Many rumours are circulating about how Israel could respond to Iran’s missile attack earlier last week by targeting Iran’s infrastructure.
We have discussed in recent days how Israel is unlikely to target Iranian energy infrastructure yet, but the Ababan refinery seems a possible target if it were to do so. Targeting a refinery would hurt Iran in several ways - not only reducing gasoline supply to its domestic market but also freeing up crude supply. Given sanctions, Iran already struggles to find buyers for its crude, with the vast majority heading to China; hence, if Abadan were to be taken out of commission, Iran would only have China as a plausible buyer of this excess crude. This would, in turn, have a downward influence on oil prices if anything, as China would reduce its crude purchases from other sources to buy Iran’s likely heavily discounted barrels.
US President Biden, whose team is said to be in consistent contact with Israel, has cautioned against targeting oil fields. By this, he may mean oil storage as well as oil fields – and maybe, in a roundabout way, agree with our logic that targeting a refinery instead is the best way to hurt Iran. If storage were the target, onshore inventories at Kharg Island would be the obvious choice.
Source: Kpler
Iran has approximately 50 Mbbls in onshore crude inventories, and of this, some 40%, or 20 Mbbls, is in tanks at Kharg Island. Iran exports the vast majority of its crude from Kharg Island. Hence, if Israel wanted to bring Iran’s export revenues to a standstill, this would be the target to hit. If this were to happen, this could stoke broader animosity, given that Iran (or Iran’s proxies) could retaliate and punish other countries in the region as retribution against Israel. Such a concern prompted the Gulf Cooperation Council (GCC) to release a statement later last week condemning escalation in the region and calling for restraint, as well as for an immediate ceasefire in Gaza. If Kharg were to be hit, the outsized impact would be on China, given it is virtually the sole recipient of Iranian crude, a message that China is likely trying to get across to Israel.
Source: Kpler
If Iran's energy infrastructure were attacked, the market is concerned that Iran could retaliate by blocking the Strait of Hormuz. While such a scenario leads to fantastical oil price targets from some analysts, the reality is that the area is so well-patrolled and guarded that any potential disruption would be short-lived. Granted, a lot of barrels are at stake: despite the OPEC+ production cuts, more than 14 Mbbls of crude still traverse the Strait of Hormuz every day from the Mideast Gulf, let alone clean products and fuel oil. In such a scenario where the Strait is blocked, Saudi Arabia is the only producer in the Mideast Gulf that can pipe its crude to another loading point outside the Mideast Gulf.

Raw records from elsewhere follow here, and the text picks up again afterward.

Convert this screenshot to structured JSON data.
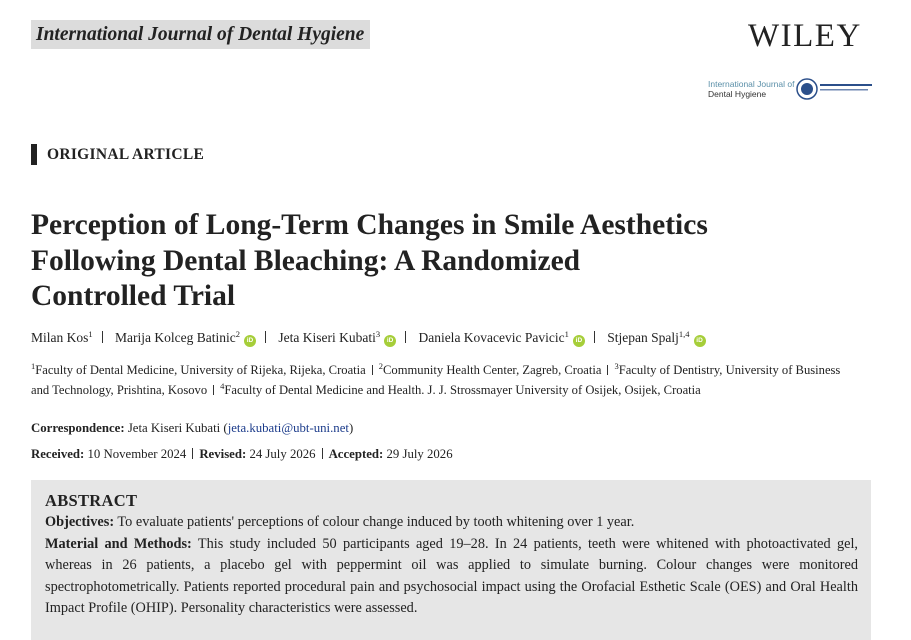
{
  "header": {
    "journal": "International Journal of Dental Hygiene",
    "publisher": "WILEY",
    "logo": [
      "International Journal of",
      "Dental Hygiene"
    ]
  },
  "article_type": "ORIGINAL ARTICLE",
  "title": [
    "Perception of Long-Term Changes in Smile Aesthetics",
    "Following Dental Bleaching: A Randomized",
    "Controlled Trial"
  ],
  "orcid_icon": "iD",
  "authors": [
    {
      "name": "Milan Kos",
      "affil": "1"
    },
    {
      "name": "Marija Kolceg Batinic",
      "affil": "2"
    },
    {
      "name": "Jeta Kiseri Kubati",
      "affil": "3"
    },
    {
      "name": "Daniela Kovacevic Pavicic",
      "affil": "1"
    },
    {
      "name": "Stjepan Spalj",
      "affil": "1,4"
    }
  ],
  "affiliations": [
    {
      "sup": "1",
      "text": "Faculty of Dental Medicine, University of Rijeka, Rijeka, Croatia"
    },
    {
      "sup": "2",
      "text": "Community Health Center, Zagreb, Croatia"
    },
    {
      "sup": "3",
      "text": "Faculty of Dentistry, University of Business and Technology, Prishtina, Kosovo"
    },
    {
      "sup": "4",
      "text": "Faculty of Dental Medicine and Health. J. J. Strossmayer University of Osijek, Osijek, Croatia"
    }
  ],
  "correspondence": {
    "label": "Correspondence:",
    "name": "Jeta Kiseri Kubati",
    "brackets": [
      "(",
      ")"
    ],
    "email": "jeta.kubati@ubt-uni.net"
  },
  "dates": [
    {
      "label": "Received:",
      "value": "10 November 2024"
    },
    {
      "label": "Revised:",
      "value": "24 July 2026"
    },
    {
      "label": "Accepted:",
      "value": "29 July 2026"
    }
  ],
  "abstract": {
    "heading": "ABSTRACT",
    "sections": [
      {
        "label": "Objectives:",
        "text": "To evaluate patients' perceptions of colour change induced by tooth whitening over 1 year."
      },
      {
        "label": "Material and Methods:",
        "text": "This study included 50 participants aged 19–28. In 24 patients, teeth were whitened with photoac­tivated gel, whereas in 26 patients, a placebo gel with peppermint oil was applied to simulate burning. Colour changes were monitored spectrophotometrically. Patients reported procedural pain and psychosocial impact using the Orofacial Esthetic Scale (OES) and Oral Health Impact Profile (OHIP). Personality characteristics were assessed."
      }
    ]
  }
}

In fact, Saudi Arabia built the East-West pipeline in the 1980s for precisely this reason: it was concerned that the Iran-Iraq war would cut off flows through the Strait of Hormuz.
However, while Saudi Arabia can redirect ~5 Mbd of its crude exports (a similar level to what is currently being exported from Ras Tanura and Juaymah on the East Coast) into the East-West pipeline (which has a capacity of 5 Mbd), it appears not possible to load such a high volume on the West Coast of Saudi Arabia. After all, our records show that there have never been more than 2 Mbd loaded on the West Coast of Saudi Arabia on a weekly basis. This is even before considering the availability of VLCCs to load the crude onto or that it will be heading south through the Red Sea and need to run the gauntlet of passing Bab el Mandeb in its journey to Asia.